La BBC a présenté des excuses à l’ancien président américain Donald Trump pour une manipulation d’un extrait de son discours du 6 janvier 2021, diffusé dans le cadre d’un documentaire. Cependant, la chaîne publique britannique a refusé de céder à la demande d’indemnisation de l’équipe juridique de Trump, qui menaçait d’une action en diffamation d’un milliard de dollars.
Dans une lettre rendue publique jeudi soir, Samir Shah, président de la BBC, a exprimé les regrets de la société pour la modification du discours de l’ancien président. Il a reconnu que le montage avait créé une « impression erronée » selon laquelle Donald Trump avait lancé un appel direct à la violence. Malgré ces excuses, la BBC a fermement réfuté toute base légale à une plainte en diffamation.
Le documentaire en question, intitulé « Trump : une seconde chance ? », avait été commandé à une société de production externe et diffusé peu avant l’élection présidentielle américaine de 2024. Il assemblait des extraits distincts du discours de Trump prononcé le jour des émeutes au Capitole, des passages séparés par près d’une heure. Les critiques avaient souligné que ce montage déformait les propos de l’ancien président, notamment en omettant une section où il appelait à des manifestations pacifiques.
La BBC a admis que le montage avait « involontairement créé l’impression » qu’elle présentait une section continue du discours et qu’il donnait ainsi une « impression erronée » d’un appel direct à la violence de la part de Donald Trump. La chaîne a également annoncé qu’elle ne prévoyait pas de rediffuser l’épisode.
Cette affaire a eu des conséquences immédiates et importantes au sein de la BBC. Le directeur général Tim Davie et la responsable de l’information Deborah Turness ont tous deux démissionné suite à la controverse. Dans un message adressé au personnel, Tim Davie a reconnu une « erreur » et une « violation éditoriale », tout en insistant sur la nécessité de défendre le journalisme de la BBC face à une pression croissante.

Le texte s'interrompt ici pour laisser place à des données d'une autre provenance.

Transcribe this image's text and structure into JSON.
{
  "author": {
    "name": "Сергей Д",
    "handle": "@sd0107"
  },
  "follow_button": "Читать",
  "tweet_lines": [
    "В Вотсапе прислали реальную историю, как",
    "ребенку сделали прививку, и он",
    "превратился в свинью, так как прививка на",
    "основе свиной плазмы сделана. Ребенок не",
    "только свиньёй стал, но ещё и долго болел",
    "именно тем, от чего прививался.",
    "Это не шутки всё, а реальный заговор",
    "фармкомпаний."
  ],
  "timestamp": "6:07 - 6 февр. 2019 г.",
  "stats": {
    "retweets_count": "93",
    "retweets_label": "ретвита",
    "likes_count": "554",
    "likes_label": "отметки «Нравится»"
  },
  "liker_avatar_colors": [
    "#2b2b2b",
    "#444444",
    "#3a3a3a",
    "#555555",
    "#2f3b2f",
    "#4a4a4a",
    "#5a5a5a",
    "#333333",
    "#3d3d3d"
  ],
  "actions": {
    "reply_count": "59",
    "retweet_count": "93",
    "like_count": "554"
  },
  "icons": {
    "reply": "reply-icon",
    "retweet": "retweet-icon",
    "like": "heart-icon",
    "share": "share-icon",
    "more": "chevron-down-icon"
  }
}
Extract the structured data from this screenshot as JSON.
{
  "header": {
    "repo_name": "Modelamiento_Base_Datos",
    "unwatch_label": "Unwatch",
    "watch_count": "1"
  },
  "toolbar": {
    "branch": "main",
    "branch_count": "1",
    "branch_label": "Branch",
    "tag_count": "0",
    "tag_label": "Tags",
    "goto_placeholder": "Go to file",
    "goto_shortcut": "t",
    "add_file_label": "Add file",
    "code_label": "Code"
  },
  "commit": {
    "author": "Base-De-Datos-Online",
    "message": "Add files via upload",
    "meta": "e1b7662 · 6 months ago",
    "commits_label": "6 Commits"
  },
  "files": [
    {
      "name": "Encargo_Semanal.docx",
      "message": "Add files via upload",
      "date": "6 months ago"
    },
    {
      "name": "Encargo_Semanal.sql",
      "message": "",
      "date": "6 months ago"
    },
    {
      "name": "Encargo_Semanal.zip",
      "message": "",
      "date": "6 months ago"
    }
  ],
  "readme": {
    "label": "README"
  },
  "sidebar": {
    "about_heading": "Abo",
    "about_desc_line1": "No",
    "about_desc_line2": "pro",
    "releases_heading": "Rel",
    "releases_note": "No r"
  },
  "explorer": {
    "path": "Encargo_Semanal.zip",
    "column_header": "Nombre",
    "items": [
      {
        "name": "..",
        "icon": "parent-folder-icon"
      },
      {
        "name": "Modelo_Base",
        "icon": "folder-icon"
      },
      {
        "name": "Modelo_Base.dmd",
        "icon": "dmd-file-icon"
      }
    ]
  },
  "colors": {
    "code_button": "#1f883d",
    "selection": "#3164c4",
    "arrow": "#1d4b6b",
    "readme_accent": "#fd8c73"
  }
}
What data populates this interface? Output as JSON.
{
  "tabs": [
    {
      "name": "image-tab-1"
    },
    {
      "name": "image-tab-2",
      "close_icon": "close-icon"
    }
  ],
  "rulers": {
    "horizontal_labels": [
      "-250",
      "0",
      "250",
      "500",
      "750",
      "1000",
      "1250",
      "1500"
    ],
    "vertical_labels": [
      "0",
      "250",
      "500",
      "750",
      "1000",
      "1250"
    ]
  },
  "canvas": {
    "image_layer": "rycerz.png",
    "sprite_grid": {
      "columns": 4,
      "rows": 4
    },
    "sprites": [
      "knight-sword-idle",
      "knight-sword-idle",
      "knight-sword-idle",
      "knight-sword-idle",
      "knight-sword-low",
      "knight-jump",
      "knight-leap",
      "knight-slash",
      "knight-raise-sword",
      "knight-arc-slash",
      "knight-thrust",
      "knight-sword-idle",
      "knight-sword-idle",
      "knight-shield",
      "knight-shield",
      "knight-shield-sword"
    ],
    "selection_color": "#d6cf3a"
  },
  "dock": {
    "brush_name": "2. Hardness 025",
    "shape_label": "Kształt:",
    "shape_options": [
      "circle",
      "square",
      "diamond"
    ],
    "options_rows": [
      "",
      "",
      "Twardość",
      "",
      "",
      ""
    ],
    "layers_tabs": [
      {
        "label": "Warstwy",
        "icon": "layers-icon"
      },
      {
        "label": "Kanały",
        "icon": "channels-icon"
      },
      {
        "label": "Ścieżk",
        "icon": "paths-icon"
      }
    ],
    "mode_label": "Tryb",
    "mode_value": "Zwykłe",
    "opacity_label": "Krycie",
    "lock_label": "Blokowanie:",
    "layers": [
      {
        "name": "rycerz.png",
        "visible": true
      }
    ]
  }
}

Le gouvernement britannique s’est également impliqué dans le débat. Lisa Nandy, députée travailliste et ministre de la Culture, a défendu la BBC au Parlement, soulignant son importance à une époque de polarisation politique et de désinformation. « C’est de loin la source d’information la plus utilisée et la plus fiable au Royaume-Uni », a-t-elle déclaré.
Les avocats de Donald Trump avaient menacé de porter plainte en Floride, mais des experts juridiques estiment qu’il pourrait être difficile pour l’ancien président de prouver un préjudice à sa réputation aux États-Unis, le documentaire n’ayant pas été largement diffusé sur le territoire américain. Il serait donc difficile de démontrer que des citoyens américains ont vu le film et en ont été influencés.
Au-delà de l’aspect juridique, ce différend soulève des questions sur le rôle et la responsabilité de la BBC. Certains craignent que, si elle était contrainte de payer, la BBC pourrait utiliser des fonds publics pour régler un accord avec un chef d’État étranger.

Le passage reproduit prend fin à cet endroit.